If you have more than one kid playing with the swingset at once, then this is also important since their combined weight can make things difficult without something overhead that’s capable of protecting them all together.
How to Anchor a Wooden Swing Set Without using Concrete
Twist-in ground anchors work best when you have a wooden swing set. These are easy to install and can be hammered in place without damaging the wood at all.
You’ll find these anchored into the ground before your installation begins – they’re pretty lightweight, so this won’t take much effort on your part.
You can also anchor your swing set on artificial grass as well.
How Deep Should a Swing Set Post Be?
The holes for your swing set posts should be at least three feet deep.
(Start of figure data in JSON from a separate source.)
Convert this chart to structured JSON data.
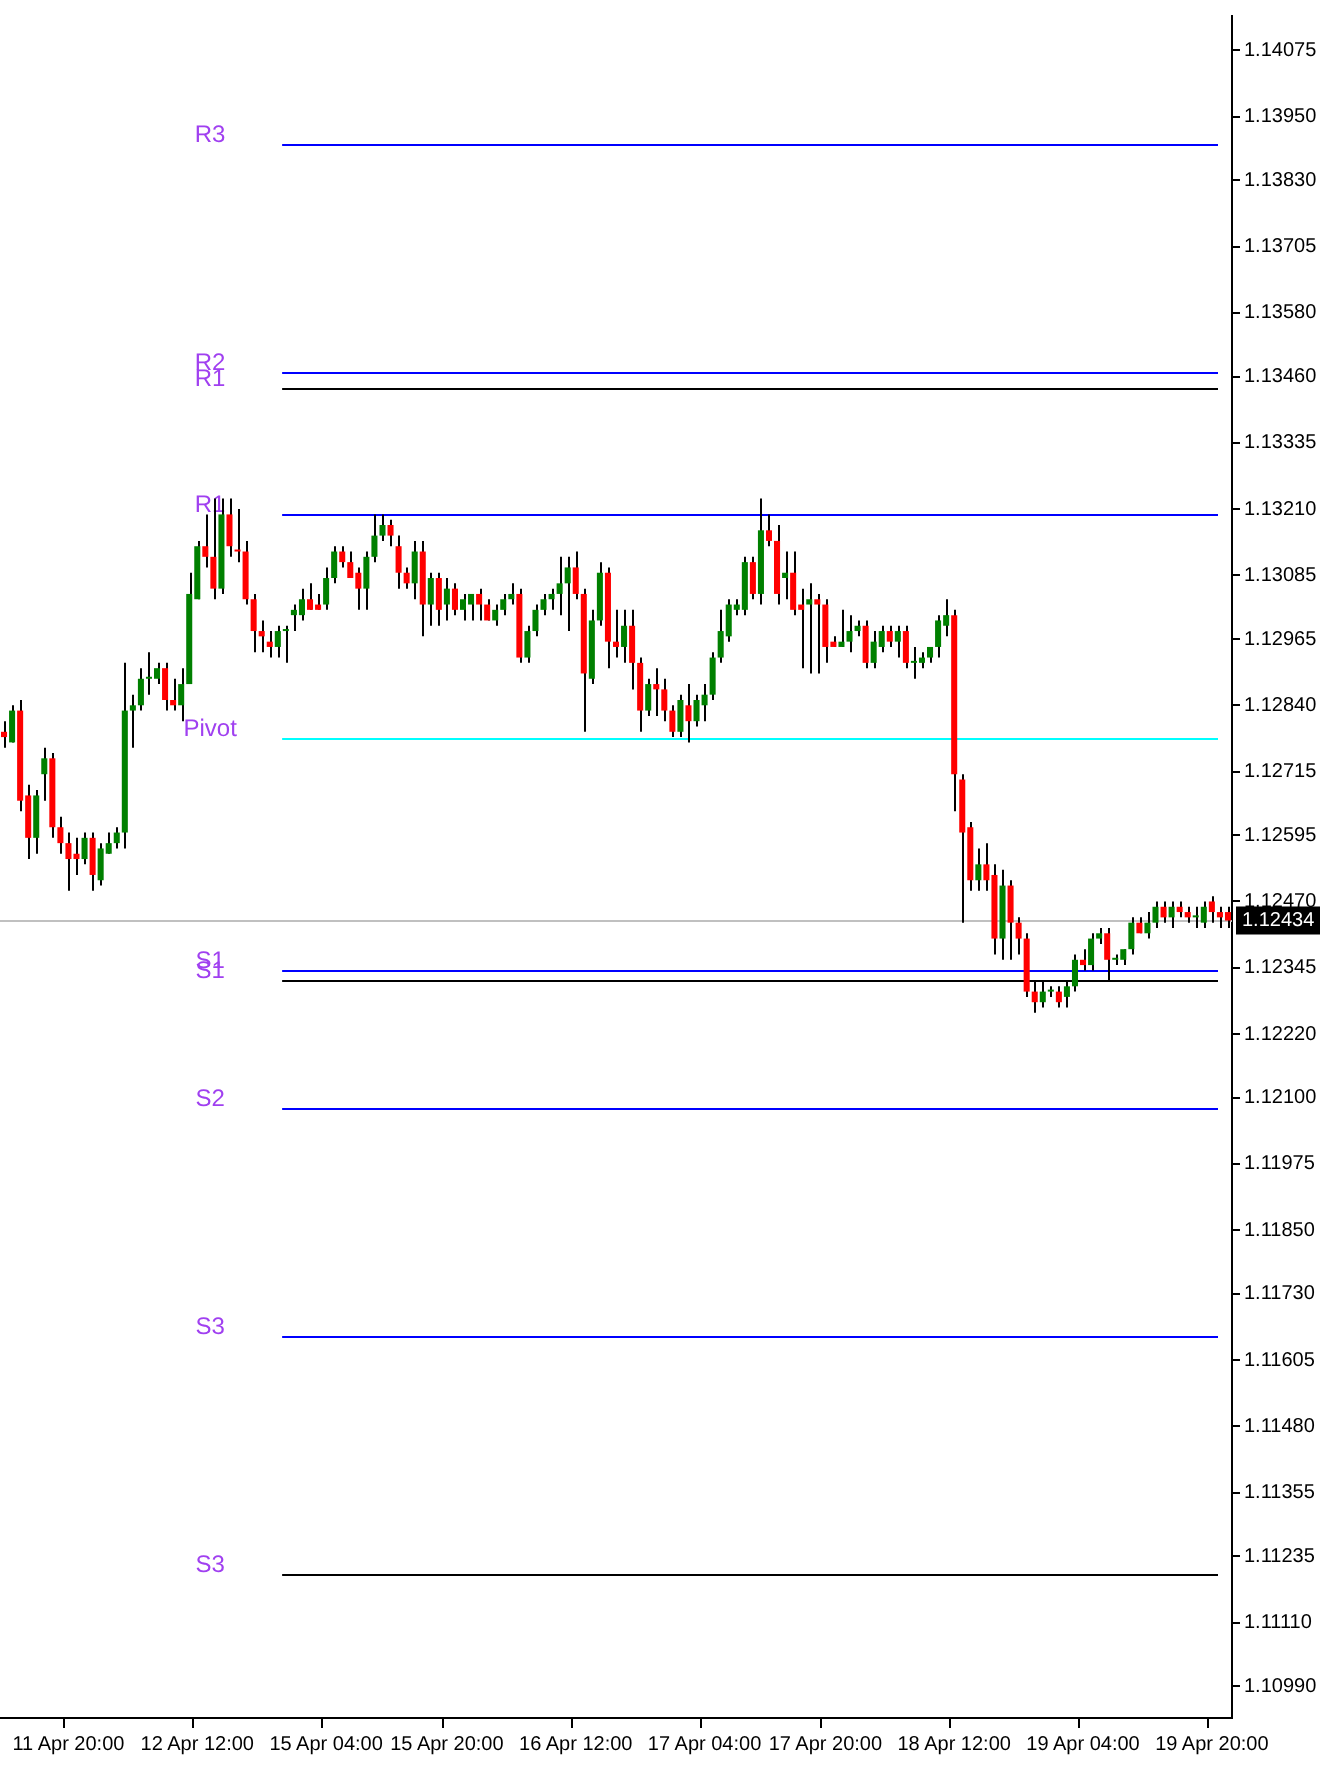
{
  "chart_data": {
    "type": "candlestick",
    "categories": [
      null,
      null,
      null,
      null,
      null,
      null,
      null,
      null,
      "11 Apr 20:00",
      null,
      null,
      null,
      null,
      null,
      null,
      null,
      null,
      null,
      null,
      null,
      null,
      null,
      null,
      null,
      "12 Apr 12:00",
      null,
      null,
      null,
      null,
      null,
      null,
      null,
      null,
      null,
      null,
      null,
      null,
      null,
      null,
      null,
      "15 Apr 04:00",
      null,
      null,
      null,
      null,
      null,
      null,
      null,
      null,
      null,
      null,
      null,
      null,
      null,
      null,
      "15 Apr 20:00",
      null,
      null,
      null,
      null,
      null,
      null,
      null,
      null,
      null,
      null,
      null,
      null,
      null,
      null,
      null,
      "16 Apr 12:00",
      null,
      null,
      null,
      null,
      null,
      null,
      null,
      null,
      null,
      null,
      null,
      null,
      null,
      null,
      null,
      "17 Apr 04:00",
      null,
      null,
      null,
      null,
      null,
      null,
      null,
      null,
      null,
      null,
      null,
      null,
      null,
      null,
      "17 Apr 20:00",
      null,
      null,
      null,
      null,
      null,
      null,
      null,
      null,
      null,
      null,
      null,
      null,
      null,
      null,
      null,
      "18 Apr 12:00",
      null,
      null,
      null,
      null,
      null,
      null,
      null,
      null,
      null,
      null,
      null,
      null,
      null,
      null,
      null,
      "19 Apr 04:00",
      null,
      null,
      null,
      null,
      null,
      null,
      null,
      null,
      null,
      null,
      null,
      null,
      null,
      null,
      null,
      "19 Apr 20:00",
      null,
      null
    ],
    "ohlc": [
      [
        1.1279,
        1.1281,
        1.1276,
        1.1278
      ],
      [
        1.1277,
        1.1284,
        1.1277,
        1.1283
      ],
      [
        1.1283,
        1.1285,
        1.1264,
        1.1266
      ],
      [
        1.1267,
        1.1269,
        1.1255,
        1.1259
      ],
      [
        1.1259,
        1.1268,
        1.1256,
        1.1267
      ],
      [
        1.1271,
        1.1276,
        1.1266,
        1.1274
      ],
      [
        1.1274,
        1.1275,
        1.1259,
        1.1261
      ],
      [
        1.1261,
        1.1263,
        1.1256,
        1.1258
      ],
      [
        1.1258,
        1.126,
        1.1249,
        1.1255
      ],
      [
        1.1256,
        1.1259,
        1.1252,
        1.1255
      ],
      [
        1.1255,
        1.126,
        1.1254,
        1.1259
      ],
      [
        1.1259,
        1.126,
        1.1249,
        1.1252
      ],
      [
        1.1251,
        1.1258,
        1.125,
        1.1257
      ],
      [
        1.1256,
        1.126,
        1.1256,
        1.1258
      ],
      [
        1.1258,
        1.1261,
        1.1257,
        1.126
      ],
      [
        1.126,
        1.1292,
        1.1257,
        1.1283
      ],
      [
        1.1283,
        1.1286,
        1.1276,
        1.1284
      ],
      [
        1.1284,
        1.1291,
        1.1283,
        1.1289
      ],
      [
        1.1289,
        1.1294,
        1.1286,
        1.1289
      ],
      [
        1.1289,
        1.1292,
        1.1288,
        1.1291
      ],
      [
        1.1291,
        1.1292,
        1.1283,
        1.1285
      ],
      [
        1.1285,
        1.1289,
        1.1283,
        1.1284
      ],
      [
        1.1284,
        1.1291,
        1.1281,
        1.1288
      ],
      [
        1.1288,
        1.1309,
        1.1288,
        1.1305
      ],
      [
        1.1304,
        1.1315,
        1.1304,
        1.1314
      ],
      [
        1.1314,
        1.132,
        1.131,
        1.1312
      ],
      [
        1.1312,
        1.1323,
        1.1304,
        1.1306
      ],
      [
        1.1306,
        1.1323,
        1.1305,
        1.132
      ],
      [
        1.132,
        1.1323,
        1.1312,
        1.1314
      ],
      [
        1.1313,
        1.1321,
        1.1311,
        1.1313
      ],
      [
        1.1313,
        1.1315,
        1.1303,
        1.1304
      ],
      [
        1.1304,
        1.1305,
        1.1294,
        1.1298
      ],
      [
        1.1298,
        1.13,
        1.1294,
        1.1297
      ],
      [
        1.1296,
        1.1298,
        1.1293,
        1.1295
      ],
      [
        1.1295,
        1.1299,
        1.1293,
        1.1298
      ],
      [
        1.1298,
        1.1299,
        1.1292,
        1.1298
      ],
      [
        1.1301,
        1.1303,
        1.1298,
        1.1302
      ],
      [
        1.1301,
        1.1306,
        1.13,
        1.1304
      ],
      [
        1.1304,
        1.1307,
        1.1302,
        1.1302
      ],
      [
        1.1303,
        1.1305,
        1.1302,
        1.1302
      ],
      [
        1.1303,
        1.131,
        1.1302,
        1.1308
      ],
      [
        1.1308,
        1.1314,
        1.1307,
        1.1313
      ],
      [
        1.1313,
        1.1314,
        1.131,
        1.1311
      ],
      [
        1.1311,
        1.1313,
        1.1308,
        1.1308
      ],
      [
        1.1309,
        1.131,
        1.1302,
        1.1306
      ],
      [
        1.1306,
        1.1313,
        1.1302,
        1.1312
      ],
      [
        1.1312,
        1.132,
        1.1311,
        1.1316
      ],
      [
        1.1316,
        1.132,
        1.1315,
        1.1318
      ],
      [
        1.1318,
        1.1319,
        1.1314,
        1.1316
      ],
      [
        1.1314,
        1.1316,
        1.1306,
        1.1309
      ],
      [
        1.1309,
        1.131,
        1.1306,
        1.1307
      ],
      [
        1.1307,
        1.1315,
        1.1304,
        1.1313
      ],
      [
        1.1313,
        1.1315,
        1.1297,
        1.1303
      ],
      [
        1.1303,
        1.1309,
        1.1299,
        1.1308
      ],
      [
        1.1308,
        1.1309,
        1.1299,
        1.1302
      ],
      [
        1.1303,
        1.1308,
        1.13,
        1.1306
      ],
      [
        1.1306,
        1.1307,
        1.1301,
        1.1302
      ],
      [
        1.1302,
        1.1305,
        1.13,
        1.1304
      ],
      [
        1.1303,
        1.1305,
        1.13,
        1.1305
      ],
      [
        1.1305,
        1.1306,
        1.13,
        1.1303
      ],
      [
        1.1303,
        1.1304,
        1.13,
        1.13
      ],
      [
        1.13,
        1.1303,
        1.1299,
        1.1302
      ],
      [
        1.1302,
        1.1305,
        1.1301,
        1.1304
      ],
      [
        1.1304,
        1.1307,
        1.1303,
        1.1305
      ],
      [
        1.1305,
        1.1306,
        1.1292,
        1.1293
      ],
      [
        1.1293,
        1.1299,
        1.1292,
        1.1298
      ],
      [
        1.1298,
        1.1303,
        1.1297,
        1.1302
      ],
      [
        1.1302,
        1.1305,
        1.1301,
        1.1304
      ],
      [
        1.1304,
        1.1306,
        1.1302,
        1.1305
      ],
      [
        1.1305,
        1.1312,
        1.1301,
        1.1307
      ],
      [
        1.1307,
        1.1312,
        1.1298,
        1.131
      ],
      [
        1.131,
        1.1313,
        1.1304,
        1.1305
      ],
      [
        1.1305,
        1.1306,
        1.1279,
        1.129
      ],
      [
        1.1289,
        1.1302,
        1.1288,
        1.13
      ],
      [
        1.13,
        1.1311,
        1.1299,
        1.1309
      ],
      [
        1.1309,
        1.131,
        1.1291,
        1.1296
      ],
      [
        1.1296,
        1.1302,
        1.1293,
        1.1295
      ],
      [
        1.1295,
        1.1302,
        1.1292,
        1.1299
      ],
      [
        1.1299,
        1.1302,
        1.1287,
        1.1292
      ],
      [
        1.1292,
        1.1293,
        1.1279,
        1.1283
      ],
      [
        1.1283,
        1.1289,
        1.1282,
        1.1288
      ],
      [
        1.1288,
        1.1291,
        1.1282,
        1.1287
      ],
      [
        1.1287,
        1.1289,
        1.1281,
        1.1283
      ],
      [
        1.1283,
        1.1284,
        1.1278,
        1.1279
      ],
      [
        1.1279,
        1.1286,
        1.1278,
        1.1285
      ],
      [
        1.1284,
        1.1288,
        1.1277,
        1.1281
      ],
      [
        1.1281,
        1.1286,
        1.128,
        1.1285
      ],
      [
        1.1284,
        1.1288,
        1.1281,
        1.1286
      ],
      [
        1.1286,
        1.1294,
        1.1285,
        1.1293
      ],
      [
        1.1293,
        1.1302,
        1.1292,
        1.1298
      ],
      [
        1.1297,
        1.1304,
        1.1296,
        1.1303
      ],
      [
        1.1302,
        1.1304,
        1.1301,
        1.1303
      ],
      [
        1.1302,
        1.1312,
        1.1301,
        1.1311
      ],
      [
        1.1311,
        1.1312,
        1.1304,
        1.1305
      ],
      [
        1.1305,
        1.1323,
        1.1303,
        1.1317
      ],
      [
        1.1317,
        1.132,
        1.1314,
        1.1315
      ],
      [
        1.1315,
        1.1318,
        1.1303,
        1.1305
      ],
      [
        1.1308,
        1.1313,
        1.1304,
        1.1309
      ],
      [
        1.1309,
        1.1313,
        1.1301,
        1.1302
      ],
      [
        1.1303,
        1.1306,
        1.1291,
        1.1302
      ],
      [
        1.1303,
        1.1307,
        1.129,
        1.1304
      ],
      [
        1.1304,
        1.1305,
        1.129,
        1.1303
      ],
      [
        1.1303,
        1.1304,
        1.1292,
        1.1295
      ],
      [
        1.1296,
        1.1297,
        1.1295,
        1.1295
      ],
      [
        1.1295,
        1.1302,
        1.1295,
        1.1296
      ],
      [
        1.1296,
        1.1301,
        1.1294,
        1.1298
      ],
      [
        1.1298,
        1.13,
        1.1297,
        1.1299
      ],
      [
        1.1299,
        1.13,
        1.1291,
        1.1292
      ],
      [
        1.1292,
        1.1298,
        1.1291,
        1.1296
      ],
      [
        1.1295,
        1.1299,
        1.1294,
        1.1298
      ],
      [
        1.1298,
        1.1299,
        1.1295,
        1.1296
      ],
      [
        1.1296,
        1.1299,
        1.1293,
        1.1298
      ],
      [
        1.1298,
        1.1299,
        1.1291,
        1.1292
      ],
      [
        1.1292,
        1.1295,
        1.1289,
        1.1292
      ],
      [
        1.1292,
        1.1294,
        1.1291,
        1.1293
      ],
      [
        1.1293,
        1.1295,
        1.1292,
        1.1295
      ],
      [
        1.1295,
        1.1301,
        1.1293,
        1.13
      ],
      [
        1.1299,
        1.1304,
        1.1297,
        1.1301
      ],
      [
        1.1301,
        1.1302,
        1.1264,
        1.1271
      ],
      [
        1.127,
        1.1271,
        1.1243,
        1.126
      ],
      [
        1.1261,
        1.1262,
        1.1249,
        1.1251
      ],
      [
        1.1251,
        1.1257,
        1.1249,
        1.1254
      ],
      [
        1.1254,
        1.1258,
        1.1249,
        1.1251
      ],
      [
        1.1252,
        1.1254,
        1.1237,
        1.124
      ],
      [
        1.124,
        1.1253,
        1.1236,
        1.125
      ],
      [
        1.125,
        1.1251,
        1.1236,
        1.1243
      ],
      [
        1.1243,
        1.1244,
        1.1237,
        1.124
      ],
      [
        1.124,
        1.1241,
        1.1229,
        1.123
      ],
      [
        1.123,
        1.1232,
        1.1226,
        1.1228
      ],
      [
        1.1228,
        1.1232,
        1.1227,
        1.123
      ],
      [
        1.123,
        1.1231,
        1.1229,
        1.123
      ],
      [
        1.123,
        1.1231,
        1.1227,
        1.1228
      ],
      [
        1.1229,
        1.1232,
        1.1227,
        1.1231
      ],
      [
        1.1231,
        1.1237,
        1.123,
        1.1236
      ],
      [
        1.1236,
        1.1238,
        1.1234,
        1.1235
      ],
      [
        1.1235,
        1.1241,
        1.1234,
        1.124
      ],
      [
        1.124,
        1.1242,
        1.1239,
        1.1241
      ],
      [
        1.1241,
        1.1242,
        1.1232,
        1.1236
      ],
      [
        1.1236,
        1.1237,
        1.1235,
        1.1236
      ],
      [
        1.1236,
        1.1238,
        1.1235,
        1.1238
      ],
      [
        1.1238,
        1.1244,
        1.1237,
        1.1243
      ],
      [
        1.1243,
        1.1244,
        1.1241,
        1.1241
      ],
      [
        1.1241,
        1.1245,
        1.124,
        1.1243
      ],
      [
        1.1243,
        1.1247,
        1.1242,
        1.1246
      ],
      [
        1.1246,
        1.1247,
        1.1243,
        1.1244
      ],
      [
        1.1244,
        1.1247,
        1.1242,
        1.1246
      ],
      [
        1.1246,
        1.1247,
        1.1244,
        1.1245
      ],
      [
        1.1245,
        1.1246,
        1.1243,
        1.1244
      ],
      [
        1.1244,
        1.1246,
        1.1242,
        1.1244
      ],
      [
        1.1243,
        1.1247,
        1.1242,
        1.1246
      ],
      [
        1.1247,
        1.1248,
        1.1243,
        1.1245
      ],
      [
        1.1245,
        1.1246,
        1.1242,
        1.1244
      ],
      [
        1.1245,
        1.1246,
        1.1242,
        1.12434
      ]
    ],
    "colors": [
      "#ff0000",
      "#008000",
      "#ff0000",
      "#ff0000",
      "#008000",
      "#008000",
      "#ff0000",
      "#ff0000",
      "#ff0000",
      "#ff0000",
      "#008000",
      "#ff0000",
      "#008000",
      "#008000",
      "#008000",
      "#008000",
      "#008000",
      "#008000",
      "#008000",
      "#008000",
      "#ff0000",
      "#ff0000",
      "#008000",
      "#008000",
      "#008000",
      "#ff0000",
      "#ff0000",
      "#008000",
      "#ff0000",
      "#ff0000",
      "#ff0000",
      "#ff0000",
      "#ff0000",
      "#ff0000",
      "#008000",
      "#008000",
      "#008000",
      "#008000",
      "#ff0000",
      "#ff0000",
      "#008000",
      "#008000",
      "#ff0000",
      "#ff0000",
      "#ff0000",
      "#008000",
      "#008000",
      "#008000",
      "#ff0000",
      "#ff0000",
      "#ff0000",
      "#008000",
      "#ff0000",
      "#008000",
      "#ff0000",
      "#008000",
      "#ff0000",
      "#008000",
      "#008000",
      "#ff0000",
      "#ff0000",
      "#008000",
      "#008000",
      "#008000",
      "#ff0000",
      "#008000",
      "#008000",
      "#008000",
      "#008000",
      "#008000",
      "#008000",
      "#ff0000",
      "#ff0000",
      "#008000",
      "#008000",
      "#ff0000",
      "#ff0000",
      "#008000",
      "#ff0000",
      "#ff0000",
      "#008000",
      "#ff0000",
      "#ff0000",
      "#ff0000",
      "#008000",
      "#ff0000",
      "#008000",
      "#008000",
      "#008000",
      "#008000",
      "#008000",
      "#008000",
      "#008000",
      "#ff0000",
      "#008000",
      "#ff0000",
      "#ff0000",
      "#008000",
      "#ff0000",
      "#ff0000",
      "#008000",
      "#ff0000",
      "#ff0000",
      "#ff0000",
      "#008000",
      "#008000",
      "#008000",
      "#ff0000",
      "#008000",
      "#008000",
      "#ff0000",
      "#008000",
      "#ff0000",
      "#008000",
      "#008000",
      "#008000",
      "#008000",
      "#008000",
      "#ff0000",
      "#ff0000",
      "#ff0000",
      "#008000",
      "#ff0000",
      "#ff0000",
      "#008000",
      "#ff0000",
      "#ff0000",
      "#ff0000",
      "#ff0000",
      "#008000",
      "#008000",
      "#ff0000",
      "#008000",
      "#008000",
      "#ff0000",
      "#008000",
      "#008000",
      "#ff0000",
      "#008000",
      "#008000",
      "#008000",
      "#ff0000",
      "#008000",
      "#008000",
      "#ff0000",
      "#008000",
      "#ff0000",
      "#ff0000",
      "#008000",
      "#008000",
      "#ff0000",
      "#ff0000",
      "#ff0000"
    ],
    "ylim": [
      1.1093,
      1.1414
    ],
    "yticks": [
      1.14075,
      {
        "value": 1.1395,
        "label": "1.13950"
      },
      {
        "value": 1.1383,
        "label": "1.13830"
      },
      1.13705,
      {
        "value": 1.1358,
        "label": "1.13580"
      },
      {
        "value": 1.1346,
        "label": "1.13460"
      },
      1.13335,
      {
        "value": 1.1321,
        "label": "1.13210"
      },
      1.13085,
      1.12965,
      {
        "value": 1.1284,
        "label": "1.12840"
      },
      1.12715,
      1.12595,
      {
        "value": 1.1247,
        "label": "1.12470"
      },
      1.12345,
      {
        "value": 1.1222,
        "label": "1.12220"
      },
      {
        "value": 1.121,
        "label": "1.12100"
      },
      1.11975,
      {
        "value": 1.1185,
        "label": "1.11850"
      },
      {
        "value": 1.1173,
        "label": "1.11730"
      },
      1.11605,
      {
        "value": 1.1148,
        "label": "1.11480"
      },
      1.11355,
      1.11235,
      {
        "value": 1.1111,
        "label": "1.11110"
      },
      {
        "value": 1.1099,
        "label": "1.10990"
      }
    ],
    "ref_lines": [
      {
        "axis": "y",
        "value": 1.12434,
        "label": "1.12434",
        "color": "#c0c0c0"
      },
      {
        "axis": "y",
        "value": 1.139,
        "label": "R3",
        "color": "#0000ff"
      },
      {
        "axis": "y",
        "value": 1.1347,
        "label": "R2",
        "color": "#0000ff"
      },
      {
        "axis": "y",
        "value": 1.1344,
        "label": "R1",
        "color": "#000000"
      },
      {
        "axis": "y",
        "value": 1.132,
        "label": "R1",
        "color": "#0000ff"
      },
      {
        "axis": "y",
        "value": 1.1278,
        "label": "Pivot",
        "color": "#00ffff"
      },
      {
        "axis": "y",
        "value": 1.1234,
        "label": "S1",
        "color": "#0000ff"
      },
      {
        "axis": "y",
        "value": 1.1232,
        "label": "S1",
        "color": "#000000"
      },
      {
        "axis": "y",
        "value": 1.1208,
        "label": "S2",
        "color": "#0000ff"
      },
      {
        "axis": "y",
        "value": 1.1165,
        "label": "S3",
        "color": "#0000ff"
      },
      {
        "axis": "y",
        "value": 1.112,
        "label": "S3",
        "color": "#000000"
      }
    ]
  }
}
Otherwise, the weight of your swing set will be too much for these posts to handle, and they won’t stay in place while children are playing on them.
You can always opt to go deeper with this if you want a stronger foundation that’s less likely to shift over time. It just depends on what type of ground you have where the swingset is going to be installed.
What is the Standard Height of a Swing Set?
The standard height of a swing set is 5-7 feet. Anything higher than this will be susceptible to wind damage and can’t handle the weight of several children playing on it at once without something overhead for protection.
Swing set swaying sidewards is a common problem that can often be solved in a matter of minutes. The tips we have provided in this piece should help you solve this issue.
The most important part is identifying the cause of your swing set swaying sideways and then finding the solution that will work best for your particular situation.